Figures 8.40a,b Aspirate of a malignant insulinoma (islet cell carcinoma) from a dog. Higher magnification from Figure 8.39. The monomorphic neoplastic cells are medium sized with a medium to high nuclear to cytoplasmic ratio, sometimes delimited by very indistinct cytoplasmic borders (8.40a) and characterized by a polygonal shape (8.40b). Cytoplasm is slightly basophilic, and nuclei are round to ovoid, sometimes eccentrically placed, with reticular to finely clumped chromatin. The main minimal cellular atypias observed are mild to moderate anisokaryosis and some binucleations. May-Grünwald Giemsa (x1000).

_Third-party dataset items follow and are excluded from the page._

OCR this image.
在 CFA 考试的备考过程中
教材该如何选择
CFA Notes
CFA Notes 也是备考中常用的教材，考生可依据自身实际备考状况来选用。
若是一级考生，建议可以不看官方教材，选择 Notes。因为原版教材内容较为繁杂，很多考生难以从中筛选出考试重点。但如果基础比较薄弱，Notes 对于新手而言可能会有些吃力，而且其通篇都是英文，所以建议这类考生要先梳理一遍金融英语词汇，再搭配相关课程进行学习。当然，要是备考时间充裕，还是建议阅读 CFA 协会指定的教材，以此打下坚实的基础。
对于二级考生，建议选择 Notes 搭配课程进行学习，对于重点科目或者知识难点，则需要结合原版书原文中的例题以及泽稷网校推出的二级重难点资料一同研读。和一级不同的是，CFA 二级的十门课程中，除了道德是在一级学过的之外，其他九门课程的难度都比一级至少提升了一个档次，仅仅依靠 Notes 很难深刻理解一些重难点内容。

Figure 8.41 Aspirate of a pancreatic lymphoma. Presence of some hyperplastic acinar pancreatic cells associated with many round blastic cells. These blastic cells are large-sized and present a high nuclear to cytoplasmic ratio, a deeply basophilic cytoplasm, and a round to irregular nucleus associated with a finely reticulated chromatin pattern with one or numerous small to large nucleoli. These cells are highly suggestive of a high-grade lymphoma. May–Grünwald–Giemsa (?1,000).